HeronLanyon · 08/12/2019 23:43

It also made me realise that our parent had gone through this and theirs before etc etc and many many we come across in our daily lives and have no idea. It’s been humbling for me to realise how resilient we are, mostly.

Didiplanthis · 08/12/2019 23:49

Having felt weirdly nothing since mum died a week ago, I'm really struggling helping dad with funeral music. Mum loved music but in a very eclectic way. Alot of the stuff I know she loved was music I played for her and that's too personal and excludes other people. Finding something not too sad or depressing but suitable is hard. She wouldn't want popular music and although I'm an amateur musician as is my dad we are struggling and we keep having to imagine what it will be like as she is carried in to certain music and it's really bringing it home.... music was always going to be my undoing in holding it together.

ThighThighOfthigh · 08/12/2019 23:55

Dad was always delighted to see me and would say 'och, it's the wain!' (me aged 50) every time I walked in the living room.

One of his illnesses he was in hospital and he was scared cos he was so frail and blind so one of us always stayed with him.

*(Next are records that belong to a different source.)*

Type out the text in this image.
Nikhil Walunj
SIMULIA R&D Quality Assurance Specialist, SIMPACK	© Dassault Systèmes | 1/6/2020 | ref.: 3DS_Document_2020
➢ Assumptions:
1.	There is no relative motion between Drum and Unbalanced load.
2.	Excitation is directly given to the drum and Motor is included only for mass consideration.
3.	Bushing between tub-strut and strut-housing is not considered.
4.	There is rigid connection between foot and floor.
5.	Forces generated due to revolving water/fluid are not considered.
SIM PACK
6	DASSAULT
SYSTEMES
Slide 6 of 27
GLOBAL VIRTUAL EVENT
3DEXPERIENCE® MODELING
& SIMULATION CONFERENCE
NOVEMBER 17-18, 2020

One time i thought he would stay asleep so nipped out for a fag. I got back and he had woken up and was sitting with his head in his hands, bereft.

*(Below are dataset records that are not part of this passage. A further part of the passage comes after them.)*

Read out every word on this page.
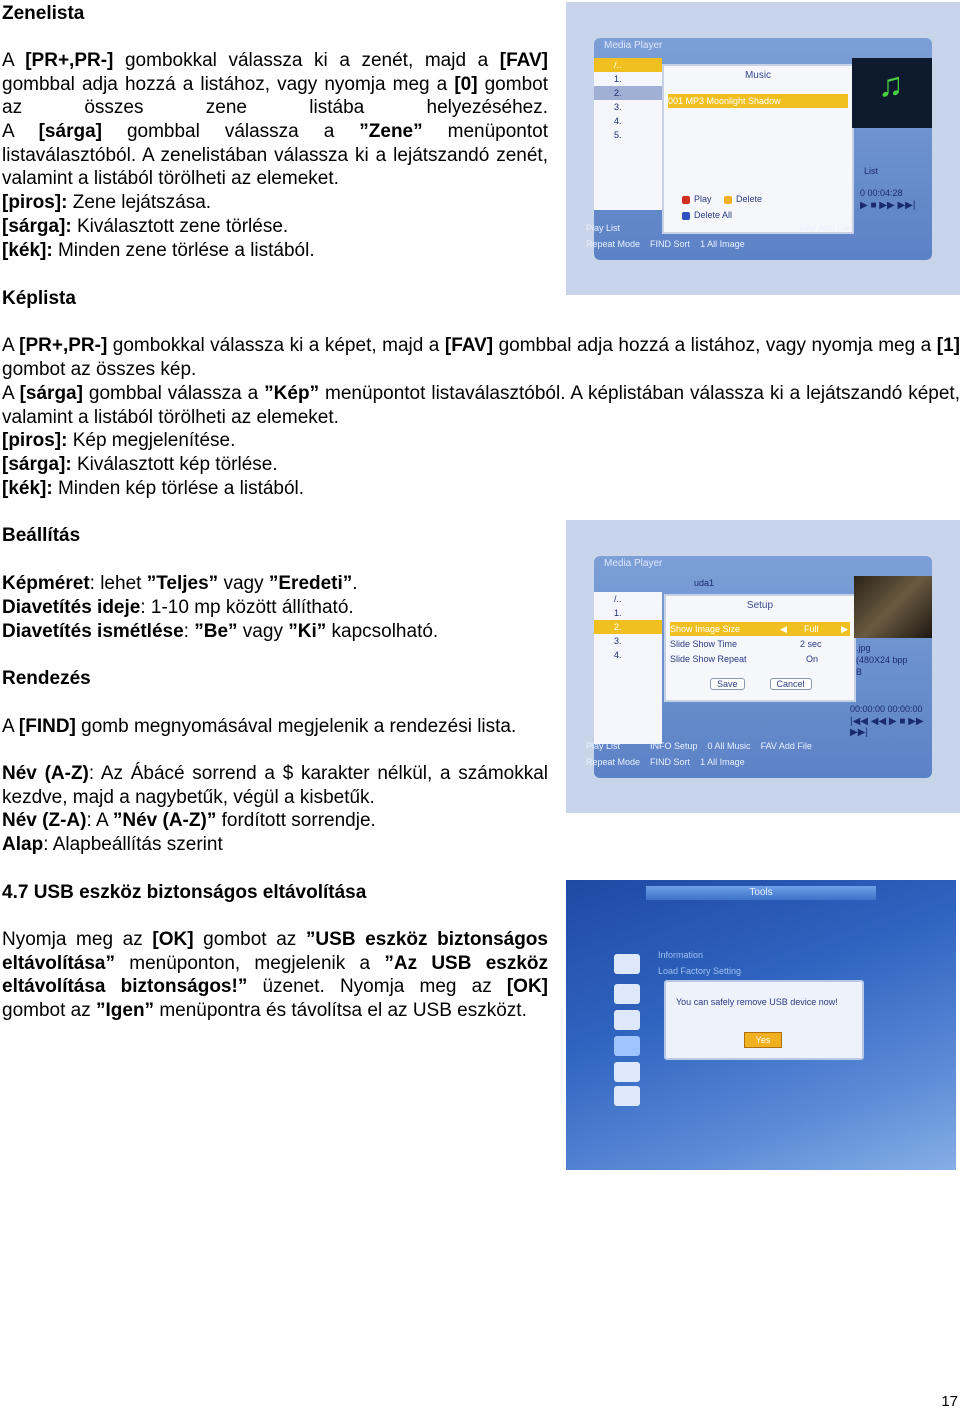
Zenelista
A [PR+,PR-] gombokkal válassza ki a zenét, majd a [FAV] gombbal adja hozzá a listához, vagy nyomja meg a [0] gombot az összes zene listába helyezéséhez.
A [sárga] gombbal válassza a ”Zene” menüpontot listaválasztóból. A zenelistában válassza ki a lejátszandó zenét, valamint a listából törölheti az elemeket.
[piros]: Zene lejátszása.
[sárga]: Kiválasztott zene törlése.
[kék]: Minden zene törlése a listából.
Media Player
/..
1.
2.
3.
4.
5.
Music
001 MP3 Moonlight Shadow
Play	Delete
Delete All
♫
List
0 00:04:28
▶ ■ ▶▶ ▶▶|
Play List	FAV Add File
Repeat Mode FIND Sort 1 All Image
Képlista
A [PR+,PR-] gombokkal válassza ki a képet, majd a [FAV] gombbal adja hozzá a listához, vagy nyomja meg a [1] gombot az összes kép.
A [sárga] gombbal válassza a ”Kép” menüpontot listaválasztóból. A képlistában válassza ki a lejátszandó képet, valamint a listából törölheti az elemeket.
[piros]: Kép megjelenítése.
[sárga]: Kiválasztott kép törlése.
[kék]: Minden kép törlése a listából.
Beállítás
Képméret: lehet ”Teljes” vagy ”Eredeti”.
Diavetítés ideje: 1-10 mp között állítható.
Diavetítés ismétlése: ”Be” vagy ”Ki” kapcsolható.
Media Player
uda1
/..
1.
2.
3.
4.
Setup
Show Image Size	◀ Full	▶
Slide Show Time	2 sec
Slide Show Repeat	On
Save	Cancel
.jpg
(480X24 bpp
B
00:00:00 00:00:00
|◀◀ ◀◀ ▶ ■ ▶▶ ▶▶|
Play List	INFO Setup 0 All Music FAV Add File
Repeat Mode FIND Sort 1 All Image
Rendezés
A [FIND] gomb megnyomásával megjelenik a rendezési lista.
Név (A-Z): Az Ábácé sorrend a $ karakter nélkül, a számokkal kezdve, majd a nagybetűk, végül a kisbetűk.
Név (Z-A): A ”Név (A-Z)” fordított sorrendje.
Alap: Alapbeállítás szerint
4.7 USB eszköz biztonságos eltávolítása
Nyomja meg az [OK] gombot az ”USB eszköz biztonságos eltávolítása” menüponton, megjelenik a ”Az USB eszköz eltávolítása biztonságos!” üzenet. Nyomja meg az [OK] gombot az ”Igen” menüpontra és távolítsa el az USB eszközt.
Tools
Information
Load Factory Setting
You can safely remove USB device now!
Yes
17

I rushed forward saying 'it's me, it's me, it's Thigh'. After that i only nipped away when he was awake so i could tell him.

Ah poor old Dad, he was a lucky man who loved and was loved.

ThighThighOfthigh · 08/12/2019 23:58

Didi are there are songs you and your Dad both like with regard to this? Do you have a shortlist?

We had Abide With Me, Dad liked that. And we couldn't very well have 'Donald, Where's Your Troosers'.